Maybe I'm wrong. I've never looked at them in depth. I don't
mean to
be discouraging here. If you can replace the MediaWiki parser with
something sane, my hat is off to you. But if you don't receive a very
enthusiastic response from established developers, it's probably
because we've had various people trying to replace MediaWiki's parser
with a more conventional one since like 2003, and it's never produced
anything usable in practice. The prevailing sentiment is reflected
pretty well in Tim's commit summary from shortly before giving you
commit access:
http://www.mediawiki.org/wiki/Special:Code/MediaWiki/71620
Maybe we're just pessimistic, though. I'd be happy to be proven wrong!
This. Tim sums up the consensus very well with that commit summary.
He also made some comments on the history of wikitext and alternative
parsers on foundation-l back in Jan '09[0]. Worth a read (starting mainly
at ""Parser" is a convenient and short name for it").
While a real parser is a nice pipe dream, in practice not a single project
to "rewrite the parser" has succeeded in the years of people trying. Like
Aryeh says, if you can pull it off and make it practical, hats off to you.
-Chad
[0]
http://article.gmane.org/gmane.org.wikimedia.foundation/35876/
So, Tim are raising three objections against a more formalized parser:
1. Formal grammars are too restricted for wikitext.
My implementation represents a greater class of grammars than the
class of context free grammars. I believe that this gives
sufficient space for wikitext.
2. Previous parser implementation had performance issues.
I have not rigourusly tested the performance of my parser, but it
is linear to the size of the input complexity and seems to be
comparable to the original parser on plain text. Whith increasing
amount of markup, the original parser seems to degrade in
performance, while my implementation maintains a fairly constant
speed, regardless of input. It is possible to construct malicous
input that cause the performance my parser to be offset with a
constant (the same content scanned up to 13 times). But this is
not a situation that would occur on a normal page.
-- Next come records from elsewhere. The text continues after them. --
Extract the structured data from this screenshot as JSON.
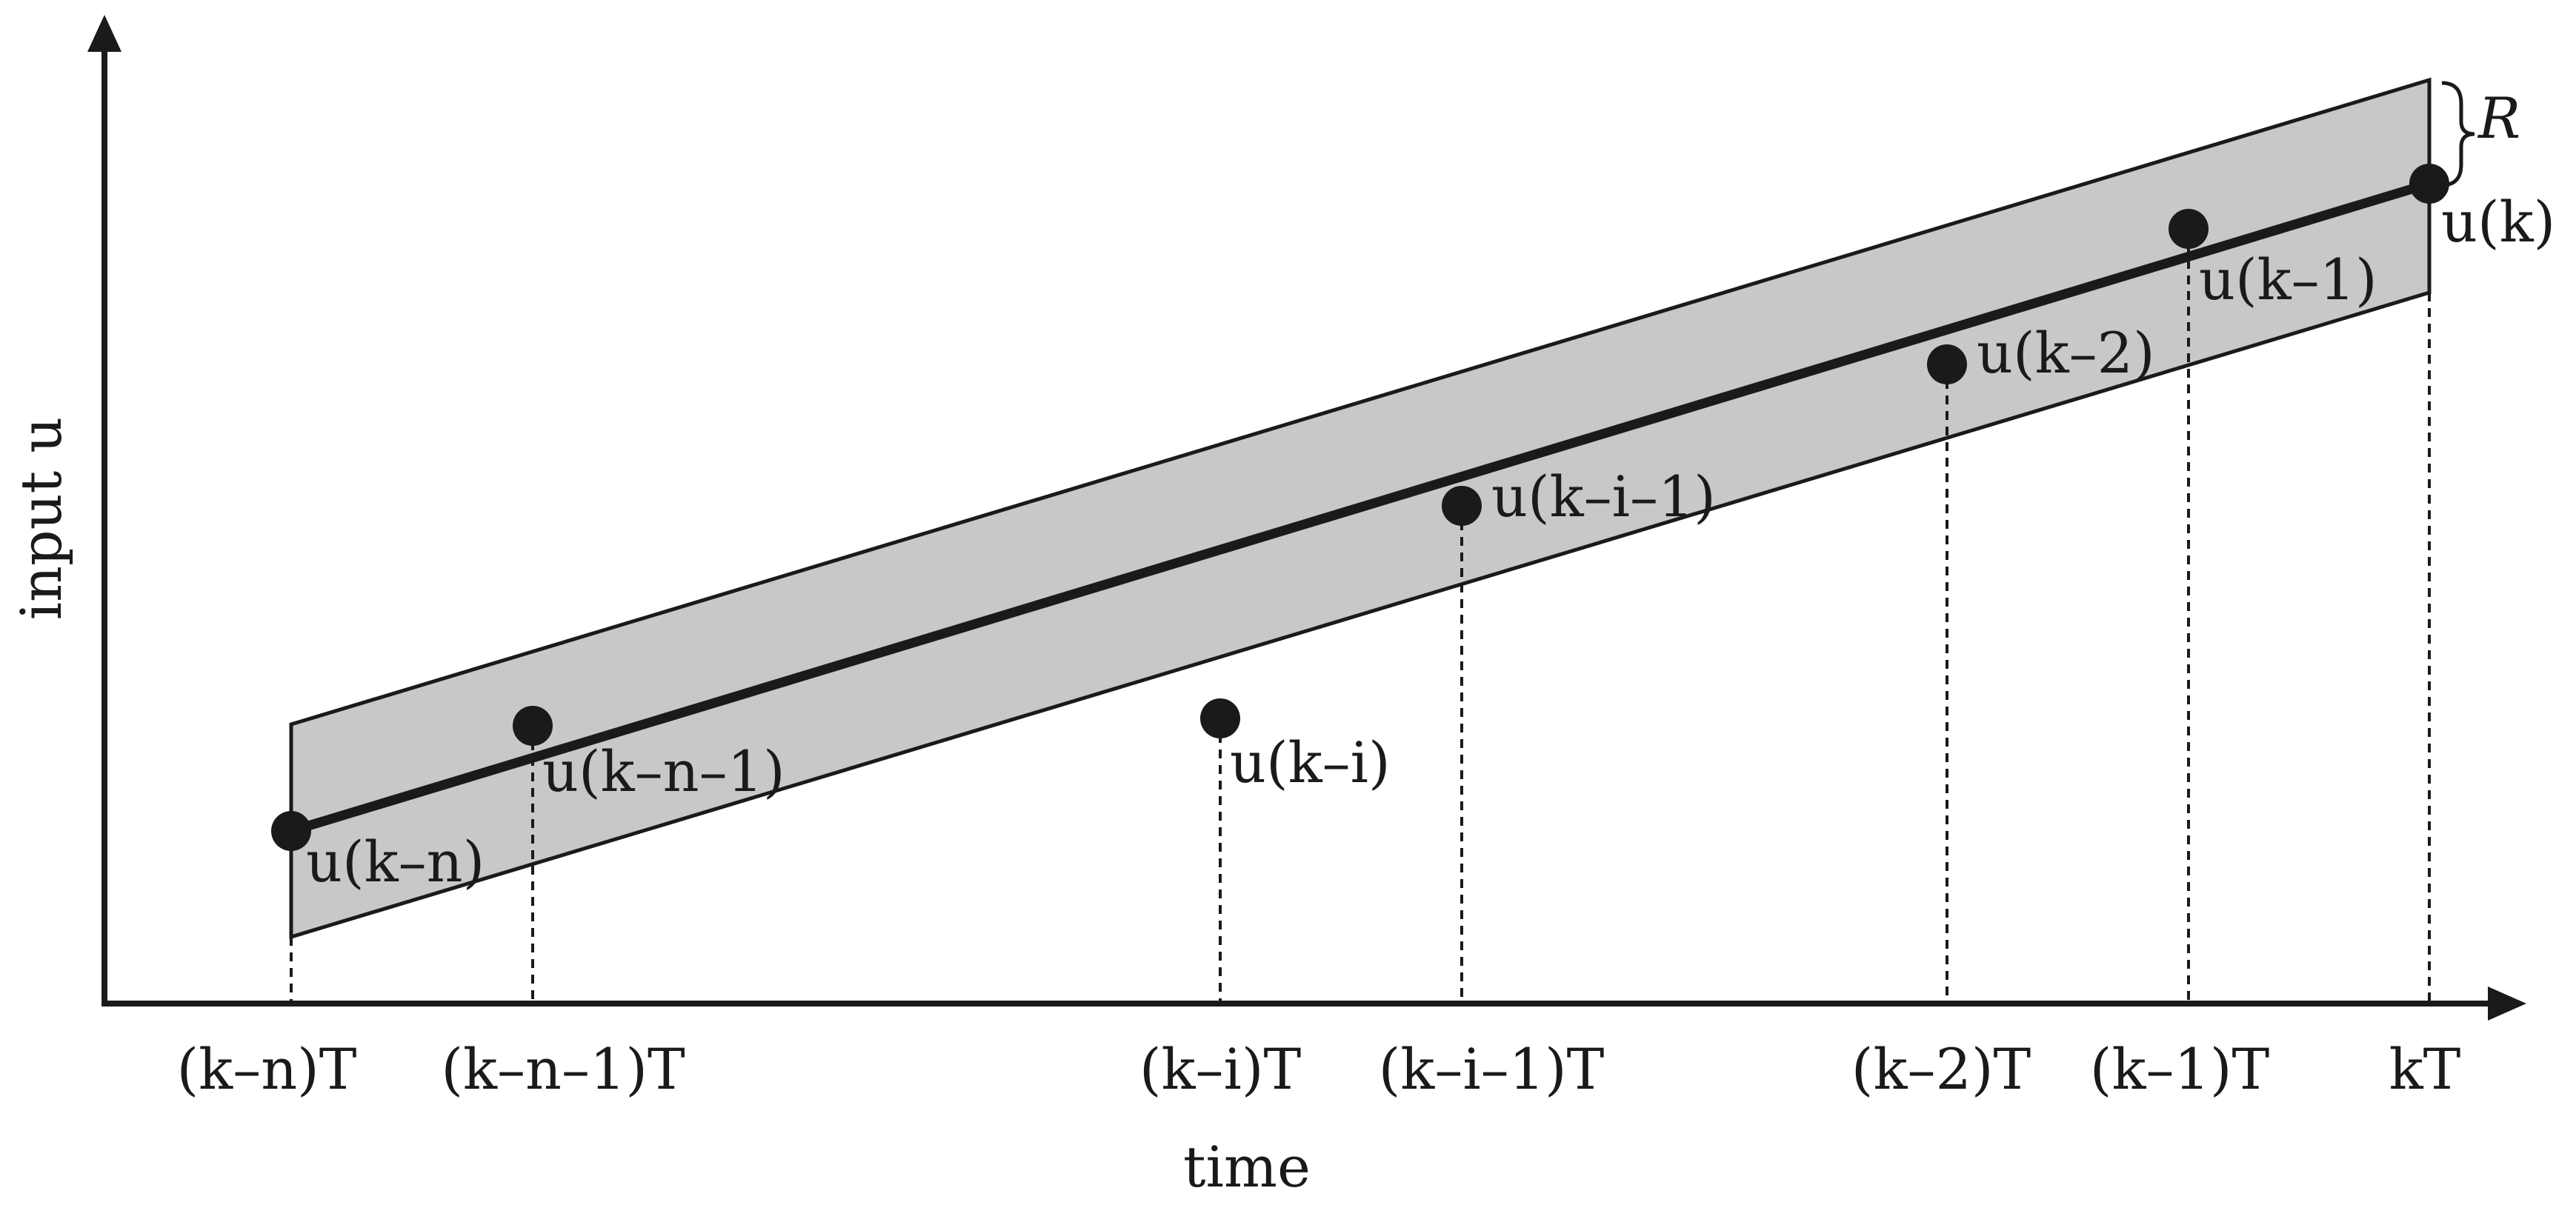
{
  "axes": {
    "y_label": "input u",
    "x_label": "time"
  },
  "band_label": "R",
  "ticks": [
    "(k–n)T",
    "(k–n–1)T",
    "(k–i)T",
    "(k–i–1)T",
    "(k–2)T",
    "(k–1)T",
    "kT"
  ],
  "points": [
    {
      "label": "u(k–n)"
    },
    {
      "label": "u(k–n–1)"
    },
    {
      "label": "u(k–i)"
    },
    {
      "label": "u(k–i–1)"
    },
    {
      "label": "u(k–2)"
    },
    {
      "label": "u(k–1)"
    },
    {
      "label": "u(k)"
    }
  ],
  "colors": {
    "band_fill": "#c8c8c6",
    "ink": "#1a1a1a"
  }
}
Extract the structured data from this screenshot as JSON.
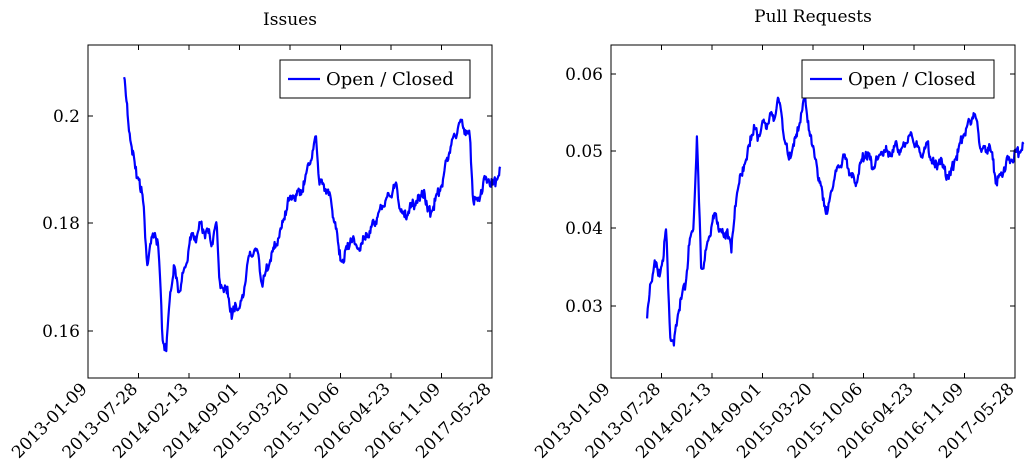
{
  "colors": {
    "series": "#0000ff",
    "axis": "#000000",
    "background": "#ffffff"
  },
  "chart_data": [
    {
      "type": "line",
      "title": "Issues",
      "xlabel": "",
      "ylabel": "",
      "x_ticks": [
        "2013-01-09",
        "2013-07-28",
        "2014-02-13",
        "2014-09-01",
        "2015-03-20",
        "2015-10-06",
        "2016-04-23",
        "2016-11-09",
        "2017-05-28"
      ],
      "y_ticks": [
        "0.16",
        "0.18",
        "0.2"
      ],
      "ylim": [
        0.151,
        0.213
      ],
      "legend": {
        "label": "Open / Closed",
        "position": "top-right"
      },
      "series": [
        {
          "name": "Open / Closed",
          "x": [
            "2013-06-01",
            "2013-06-15",
            "2013-07-01",
            "2013-07-15",
            "2013-08-01",
            "2013-08-15",
            "2013-09-01",
            "2013-09-15",
            "2013-10-01",
            "2013-10-15",
            "2013-11-01",
            "2013-11-15",
            "2013-12-01",
            "2013-12-15",
            "2014-01-01",
            "2014-01-15",
            "2014-02-01",
            "2014-02-15",
            "2014-03-01",
            "2014-03-15",
            "2014-04-01",
            "2014-04-15",
            "2014-05-01",
            "2014-05-15",
            "2014-06-01",
            "2014-06-15",
            "2014-07-01",
            "2014-07-15",
            "2014-08-01",
            "2014-08-15",
            "2014-09-01",
            "2014-09-15",
            "2014-10-01",
            "2014-10-15",
            "2014-11-01",
            "2014-11-15",
            "2014-12-01",
            "2014-12-15",
            "2015-01-01",
            "2015-01-15",
            "2015-02-01",
            "2015-02-15",
            "2015-03-01",
            "2015-03-15",
            "2015-04-01",
            "2015-04-15",
            "2015-05-01",
            "2015-05-15",
            "2015-06-01",
            "2015-06-15",
            "2015-07-01",
            "2015-07-15",
            "2015-08-01",
            "2015-08-15",
            "2015-09-01",
            "2015-09-15",
            "2015-10-01",
            "2015-10-15",
            "2015-11-01",
            "2015-11-15",
            "2015-12-01",
            "2015-12-15",
            "2016-01-01",
            "2016-01-15",
            "2016-02-01",
            "2016-02-15",
            "2016-03-01",
            "2016-03-15",
            "2016-04-01",
            "2016-04-15",
            "2016-05-01",
            "2016-05-15",
            "2016-06-01",
            "2016-06-15",
            "2016-07-01",
            "2016-07-15",
            "2016-08-01",
            "2016-08-15",
            "2016-09-01",
            "2016-09-15",
            "2016-10-01",
            "2016-10-15",
            "2016-11-01",
            "2016-11-15",
            "2016-12-01",
            "2016-12-15",
            "2017-01-01",
            "2017-01-15",
            "2017-02-01",
            "2017-02-15",
            "2017-03-01",
            "2017-03-15",
            "2017-04-01",
            "2017-04-15",
            "2017-05-01",
            "2017-05-15",
            "2017-06-01",
            "2017-06-15",
            "2017-06-30"
          ],
          "y": [
            0.207,
            0.2,
            0.194,
            0.19,
            0.188,
            0.184,
            0.172,
            0.176,
            0.178,
            0.175,
            0.158,
            0.156,
            0.167,
            0.172,
            0.167,
            0.169,
            0.172,
            0.176,
            0.178,
            0.177,
            0.18,
            0.178,
            0.178,
            0.176,
            0.18,
            0.169,
            0.167,
            0.168,
            0.162,
            0.165,
            0.164,
            0.166,
            0.172,
            0.174,
            0.175,
            0.174,
            0.168,
            0.171,
            0.173,
            0.175,
            0.177,
            0.179,
            0.182,
            0.184,
            0.185,
            0.185,
            0.186,
            0.187,
            0.191,
            0.192,
            0.196,
            0.187,
            0.187,
            0.186,
            0.183,
            0.18,
            0.174,
            0.173,
            0.175,
            0.177,
            0.176,
            0.175,
            0.176,
            0.178,
            0.178,
            0.18,
            0.181,
            0.183,
            0.184,
            0.185,
            0.186,
            0.187,
            0.182,
            0.181,
            0.182,
            0.183,
            0.184,
            0.184,
            0.186,
            0.182,
            0.182,
            0.184,
            0.186,
            0.188,
            0.192,
            0.194,
            0.196,
            0.198,
            0.198,
            0.197,
            0.196,
            0.184,
            0.184,
            0.186,
            0.188,
            0.188,
            0.187,
            0.188,
            0.19
          ]
        }
      ]
    },
    {
      "type": "line",
      "title": "Pull Requests",
      "xlabel": "",
      "ylabel": "",
      "x_ticks": [
        "2013-01-09",
        "2013-07-28",
        "2014-02-13",
        "2014-09-01",
        "2015-03-20",
        "2015-10-06",
        "2016-04-23",
        "2016-11-09",
        "2017-05-28"
      ],
      "y_ticks": [
        "0.03",
        "0.04",
        "0.05",
        "0.06"
      ],
      "ylim": [
        0.0208,
        0.0638
      ],
      "legend": {
        "label": "Open / Closed",
        "position": "top-right"
      },
      "series": [
        {
          "name": "Open / Closed",
          "x": [
            "2013-06-01",
            "2013-06-15",
            "2013-07-01",
            "2013-07-15",
            "2013-08-01",
            "2013-08-15",
            "2013-09-01",
            "2013-09-15",
            "2013-10-01",
            "2013-10-15",
            "2013-11-01",
            "2013-11-15",
            "2013-12-01",
            "2013-12-15",
            "2014-01-01",
            "2014-01-15",
            "2014-02-01",
            "2014-02-15",
            "2014-03-01",
            "2014-03-15",
            "2014-04-01",
            "2014-04-15",
            "2014-05-01",
            "2014-05-15",
            "2014-06-01",
            "2014-06-15",
            "2014-07-01",
            "2014-07-15",
            "2014-08-01",
            "2014-08-15",
            "2014-09-01",
            "2014-09-15",
            "2014-10-01",
            "2014-10-15",
            "2014-11-01",
            "2014-11-15",
            "2014-12-01",
            "2014-12-15",
            "2015-01-01",
            "2015-01-15",
            "2015-02-01",
            "2015-02-15",
            "2015-03-01",
            "2015-03-15",
            "2015-04-01",
            "2015-04-15",
            "2015-05-01",
            "2015-05-15",
            "2015-06-01",
            "2015-06-15",
            "2015-07-01",
            "2015-07-15",
            "2015-08-01",
            "2015-08-15",
            "2015-09-01",
            "2015-09-15",
            "2015-10-01",
            "2015-10-15",
            "2015-11-01",
            "2015-11-15",
            "2015-12-01",
            "2015-12-15",
            "2016-01-01",
            "2016-01-15",
            "2016-02-01",
            "2016-02-15",
            "2016-03-01",
            "2016-03-15",
            "2016-04-01",
            "2016-04-15",
            "2016-05-01",
            "2016-05-15",
            "2016-06-01",
            "2016-06-15",
            "2016-07-01",
            "2016-07-15",
            "2016-08-01",
            "2016-08-15",
            "2016-09-01",
            "2016-09-15",
            "2016-10-01",
            "2016-10-15",
            "2016-11-01",
            "2016-11-15",
            "2016-12-01",
            "2016-12-15",
            "2017-01-01",
            "2017-01-15",
            "2017-02-01",
            "2017-02-15",
            "2017-03-01",
            "2017-03-15",
            "2017-04-01",
            "2017-04-15",
            "2017-05-01",
            "2017-05-15",
            "2017-06-01",
            "2017-06-15",
            "2017-06-30"
          ],
          "y": [
            0.0285,
            0.033,
            0.036,
            0.034,
            0.036,
            0.04,
            0.026,
            0.025,
            0.029,
            0.031,
            0.033,
            0.038,
            0.04,
            0.052,
            0.035,
            0.036,
            0.039,
            0.041,
            0.042,
            0.04,
            0.039,
            0.04,
            0.037,
            0.043,
            0.046,
            0.048,
            0.049,
            0.052,
            0.053,
            0.052,
            0.054,
            0.053,
            0.055,
            0.054,
            0.057,
            0.055,
            0.051,
            0.049,
            0.051,
            0.052,
            0.055,
            0.057,
            0.054,
            0.051,
            0.049,
            0.046,
            0.044,
            0.042,
            0.045,
            0.047,
            0.048,
            0.049,
            0.049,
            0.047,
            0.046,
            0.047,
            0.049,
            0.05,
            0.049,
            0.048,
            0.049,
            0.05,
            0.05,
            0.05,
            0.05,
            0.051,
            0.05,
            0.051,
            0.052,
            0.052,
            0.051,
            0.05,
            0.05,
            0.051,
            0.049,
            0.048,
            0.049,
            0.048,
            0.047,
            0.047,
            0.049,
            0.05,
            0.052,
            0.053,
            0.054,
            0.055,
            0.053,
            0.05,
            0.05,
            0.051,
            0.049,
            0.046,
            0.047,
            0.048,
            0.049,
            0.049,
            0.05,
            0.05,
            0.051
          ]
        }
      ]
    }
  ]
}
3. Some aspects of the existing parser follows well known parser
algorithms, but is better optimized. In particular, the
preprocessor.
My parser implementation does not preprocess the content. I
acknowledge that preprocessing is better done by the current
preprocessor. One just need to detangle the independent
preprocessing (parser functions, transclusion, magic words etc.)
from the parser preparation preprocessing (e.g., replacing <nowiki>
... </nowiki> with "magic" string).
Regarding optimization, it doesn't matter that the current parser
is "optimized" if my unoptimized implementation outperforms the
existing optimized one.
/Andreas